Раздался смех. Таня стояла совсем близко к комментатору — веселому старичку-инвалиду, который торговал детскими свистульками, и ей вдруг стало страшно. Но на слова старика солдаты не обратили внимания. Им было не до того.
Из «исчадия ада» вышли четверо: трое мужчин и женщина в кожанке, кирзовых сапогах и с наганом у пояса. Из-под кожаной фуражки пробивались белокурые волосы. Она могла бы быть очень красивой, если бы была одета по-другому. Но всю ее женственность и обаяние убивали кожанка и заткнутый за пояс по-мужски здоровенный наган.

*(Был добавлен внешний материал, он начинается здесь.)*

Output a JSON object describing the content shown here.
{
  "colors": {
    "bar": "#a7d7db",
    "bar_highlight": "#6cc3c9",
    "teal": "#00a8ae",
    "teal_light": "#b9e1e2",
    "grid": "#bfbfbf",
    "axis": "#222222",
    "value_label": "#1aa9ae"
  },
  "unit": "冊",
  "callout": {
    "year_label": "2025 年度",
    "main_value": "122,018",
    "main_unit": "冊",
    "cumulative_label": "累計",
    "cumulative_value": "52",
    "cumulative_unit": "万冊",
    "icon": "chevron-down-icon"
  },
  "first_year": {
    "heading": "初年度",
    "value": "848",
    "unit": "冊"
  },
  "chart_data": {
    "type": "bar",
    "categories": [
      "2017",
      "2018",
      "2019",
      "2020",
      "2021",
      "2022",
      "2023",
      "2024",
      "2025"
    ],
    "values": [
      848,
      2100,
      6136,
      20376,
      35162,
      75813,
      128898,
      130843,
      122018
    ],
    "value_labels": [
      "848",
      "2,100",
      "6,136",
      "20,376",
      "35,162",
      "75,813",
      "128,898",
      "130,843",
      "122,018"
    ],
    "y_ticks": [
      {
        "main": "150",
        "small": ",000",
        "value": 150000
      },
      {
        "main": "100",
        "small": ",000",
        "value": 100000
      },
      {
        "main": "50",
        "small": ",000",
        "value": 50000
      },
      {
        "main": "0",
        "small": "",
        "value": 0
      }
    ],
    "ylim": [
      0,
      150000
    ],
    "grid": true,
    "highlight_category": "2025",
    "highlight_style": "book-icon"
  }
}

Один из мужчин выступил вперед:
— Товарищи революционной торговли! Зачитываю вам требование власти по отношению к населению, осуществляющему торговую деятельность. Распоряжение издано командующим Одессой генералом Григорьевым.
Мужчина развернул бумагу и, откашлявшись, начал очень быстро читать.
— Приказ. По распоряжению генерала Григорьева на одесскую буржуазию накладывается контрибуция. 7 апреля 1919 года одесская буржуазия должна заплатить генералу Григорьеву 500 миллионов бумажных рублей, которые следует внести не позже 12 часов дня 12 апреля 1919 года. Если контрибуция не поступит, начнутся репрессии, и частная торговля будет ликвидирована.
Все замерли. Было слышно только тяжелое дыхание шокированных людей. В голове плохо переваривалось услышанное — 500 миллионов бумажных рублей были просто невероятной суммой.
Вперед выступила женщина в кожанке, и зычный ее голос оглушил притихшую толпу.
— Товарищи! Я член ЦК Партии и член Совета по управлению большевиков Одессы. Меня зовут Авдотья Марушина. По распоряжению революционного командования Одессы я назначена комендантом Привоза. Крупный торговый рынок города обязан внести часть денежной контрибуции, наложенной на весь город. Поэтому с каждой лавки, с каждого магазина мы ожидаем сумму от 1 тысячи до 10 тысяч рублей. Эти деньги пойдут на восстановление рынка и города. Мною принято решение арестовывать тех, кто не заплатит указанную сумму, и поступать с ними по законам военного времени. Поэтому проявляйте сознательность, товарищи, и помните, что ваше неповиновение заставит нас принять самые крайние меры. Это будет вынуждено, так как всем вам известно тяжелое положение в стране. Размер контрибуции с каждого магазина будет решаться в индивидуальном порядке. У меня все, товарищи.
Отступила назад. На площади по-прежнему стояла гробовая тишина.